A fonte do MAI recordou que as imagens não foram captadas para invadir a privacidade dos adeptos, mas sim para avaliar movimentos de massas humanas e tentar prever o seu fluxo, no sentido de antecipar a movimentação da polícia.

Contactado pela Lusa, o porta-voz da PSP escusou-se a fazer qualquer comentário sobre a decisão da CNPD.

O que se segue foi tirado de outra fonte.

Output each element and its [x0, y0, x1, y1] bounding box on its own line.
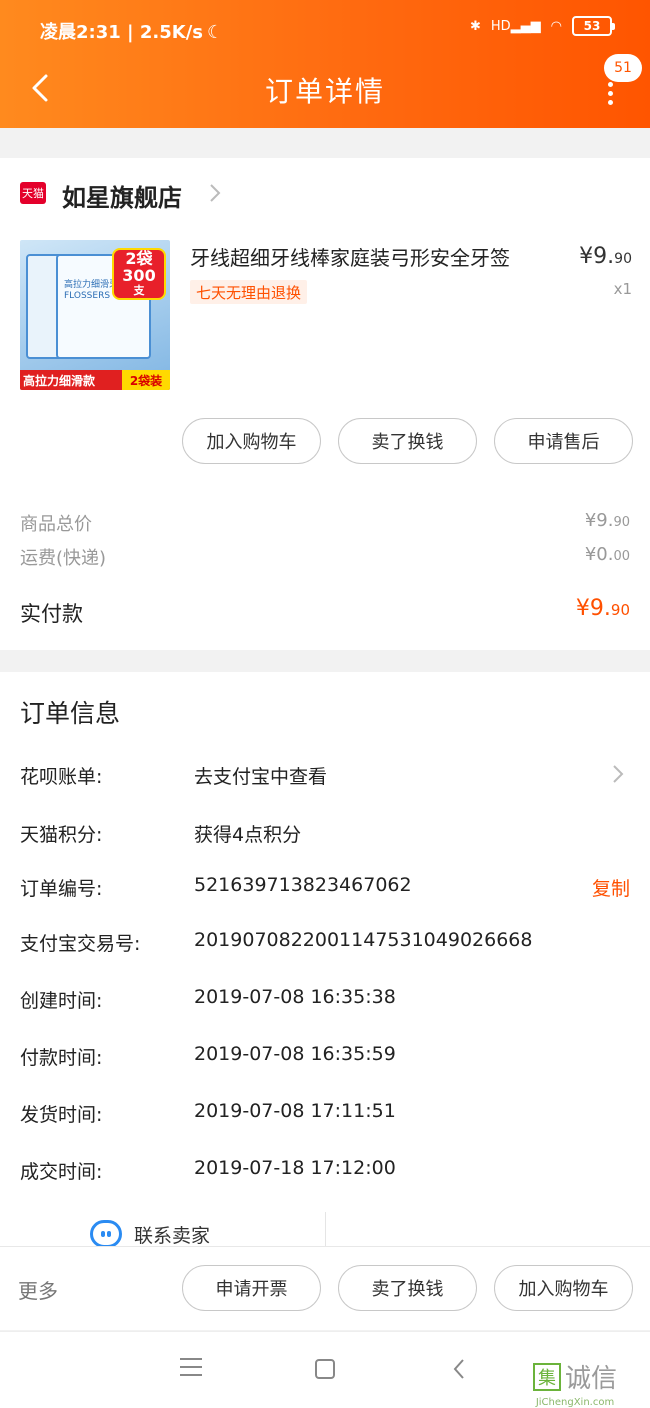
sell-item-button[interactable]: 卖了换钱: [338, 418, 477, 464]
paid-time-value: 2019-07-08 16:35:59: [194, 1043, 396, 1065]
alipay-trade-value: 2019070822001147531049026668: [194, 929, 533, 951]
more-button[interactable]: [600, 82, 620, 106]
header: 凌晨2:31 | 2.5K/s ☾ ✱ HD▂▄▆ ◠ 53 订单详情 51: [0, 0, 650, 128]
goods-total-label: 商品总价: [20, 514, 92, 535]
paid-value: ¥9.90: [576, 596, 630, 621]
banner-right: 2袋装: [122, 370, 170, 390]
paid-time-label: 付款时间:: [20, 1047, 103, 1069]
paid-dec: 90: [610, 601, 630, 619]
more-dots-icon: [607, 82, 613, 87]
page-title: 订单详情: [264, 75, 385, 108]
bottom-action-bar: 更多 申请开票 卖了换钱 加入购物车: [0, 1246, 650, 1330]
status-time-text: 凌晨2:31 | 2.5K/s: [40, 22, 204, 43]
product-price-dec: 90: [614, 251, 632, 267]
contact-seller-button[interactable]: 联系卖家: [90, 1220, 210, 1248]
created-time-value: 2019-07-08 16:35:38: [194, 986, 396, 1008]
add-to-cart-button[interactable]: 加入购物车: [182, 418, 321, 464]
order-number-value: 521639713823467062: [194, 874, 412, 896]
network-type: HD: [490, 18, 511, 34]
signal-icon: HD▂▄▆: [490, 18, 541, 34]
shipping-int: ¥0.: [584, 544, 614, 565]
chevron-right-icon[interactable]: [208, 182, 222, 204]
add-to-cart-bottom-button[interactable]: 加入购物车: [494, 1265, 633, 1311]
message-count-badge[interactable]: 51: [604, 54, 642, 82]
order-info-card: 订单信息 花呗账单: 去支付宝中查看 天猫积分: 获得4点积分 订单编号: 52…: [0, 672, 650, 1250]
deal-time-label: 成交时间:: [20, 1161, 103, 1183]
order-number-label: 订单编号:: [20, 878, 103, 900]
watermark-box: 集: [533, 1362, 561, 1391]
contact-seller-icon: [90, 1220, 122, 1248]
moon-icon: ☾: [207, 22, 224, 43]
product-banner: 高拉力细滑款 2袋装: [20, 370, 170, 390]
nav-home-icon[interactable]: [315, 1359, 335, 1379]
shop-card: 天猫 如星旗舰店 高拉力细滑牙线 DENTAL FLOSSERS 2袋 300 …: [0, 158, 650, 650]
more-actions-button[interactable]: 更多: [18, 1275, 58, 1304]
battery-icon: 53: [572, 16, 615, 36]
product-count-badge: 2袋 300 支: [112, 248, 166, 300]
product-price: ¥9.90: [579, 244, 632, 269]
product-image[interactable]: 高拉力细滑牙线 DENTAL FLOSSERS 2袋 300 支 高拉力细滑款 …: [20, 240, 170, 390]
deal-time-value: 2019-07-18 17:12:00: [194, 1157, 396, 1179]
product-title[interactable]: 牙线超细牙线棒家庭装弓形安全牙签: [190, 242, 550, 271]
shipped-time-label: 发货时间:: [20, 1104, 103, 1126]
order-info-title: 订单信息: [20, 699, 121, 728]
shipping-value: ¥0.00: [585, 544, 630, 565]
bluetooth-icon: ✱: [469, 18, 481, 34]
status-time: 凌晨2:31 | 2.5K/s ☾: [40, 18, 223, 44]
sell-item-bottom-button[interactable]: 卖了换钱: [338, 1265, 477, 1311]
huabei-bill-label: 花呗账单:: [20, 766, 103, 788]
copy-order-number-button[interactable]: 复制: [592, 874, 630, 901]
goods-total-value: ¥9.90: [585, 510, 630, 531]
apply-invoice-button[interactable]: 申请开票: [182, 1265, 321, 1311]
status-icons: ✱ HD▂▄▆ ◠ 53: [469, 16, 615, 36]
paid-int: ¥9.: [575, 596, 611, 621]
badge-line-2: 300: [122, 266, 156, 286]
watermark-url: JiChengXin.com: [535, 1397, 615, 1408]
created-time-label: 创建时间:: [20, 990, 103, 1012]
chevron-right-icon[interactable]: [612, 764, 624, 784]
contact-seller-label: 联系卖家: [134, 1224, 211, 1247]
watermark-logo: 集 诚信 JiChengXin.com: [533, 1358, 617, 1408]
after-sales-button[interactable]: 申请售后: [494, 418, 633, 464]
divider: [325, 1212, 326, 1250]
shipping-label: 运费(快递): [20, 548, 107, 569]
shop-name[interactable]: 如星旗舰店: [62, 178, 182, 213]
badge-line-3: 支: [133, 284, 145, 298]
watermark-name: 诚信: [565, 1364, 618, 1394]
goods-total-int: ¥9.: [584, 510, 614, 531]
paid-label: 实付款: [20, 602, 83, 626]
shipping-dec: 00: [613, 549, 630, 564]
banner-left: 高拉力细滑款: [23, 373, 96, 388]
alipay-trade-label: 支付宝交易号:: [20, 933, 141, 955]
tmall-logo: 天猫: [20, 182, 46, 204]
tmall-points-value: 获得4点积分: [194, 824, 302, 846]
shipped-time-value: 2019-07-08 17:11:51: [194, 1100, 396, 1122]
goods-total-dec: 90: [613, 515, 630, 530]
nav-back-icon[interactable]: [452, 1358, 466, 1380]
product-quantity: x1: [613, 280, 632, 298]
huabei-bill-value[interactable]: 去支付宝中查看: [194, 762, 327, 789]
wifi-icon: ◠: [550, 18, 562, 34]
nav-menu-icon[interactable]: [180, 1358, 202, 1376]
battery-level: 53: [583, 19, 601, 33]
tmall-points-label: 天猫积分:: [20, 824, 103, 846]
return-policy-tag: 七天无理由退换: [190, 280, 308, 304]
product-price-int: ¥9.: [579, 244, 615, 269]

O ministro da Administração Interna, Miguel Macedo, assumiu na terça-feira, na Comissão Parlamentar de Assuntos Constitucionais, Direitos, Liberdades e Garantias, «a responsabilidade pela autorização» dada à PSP para utilizar um drone na vigilância de adeptos na final da Liga dos Campões, que se realizou no passado sábado, no estádio da Luz, em Lisboa.

No seu parecer, datado do mesmo dia e conhecido na quarta-feira, a CNPD considerou que o procedimento do ministro «não tem fundamento legal, sendo por isso inválida aquela autorização».

«Na verdade, vir solicitar o parecer da CNPD após emissão da autorização ministerial, como se procedimentalmente o vício de legalidade de que esta padece pudesse ser assim sanado, é, para dizer o menos, uma ironia jurídica», sublinha o parecer da CNPD.

A fonte do MAI recordou hoje, no entanto, que «está previsto na lei que, por motivos de urgência, o pedido possa ser apresentado já em cima do acontecimento».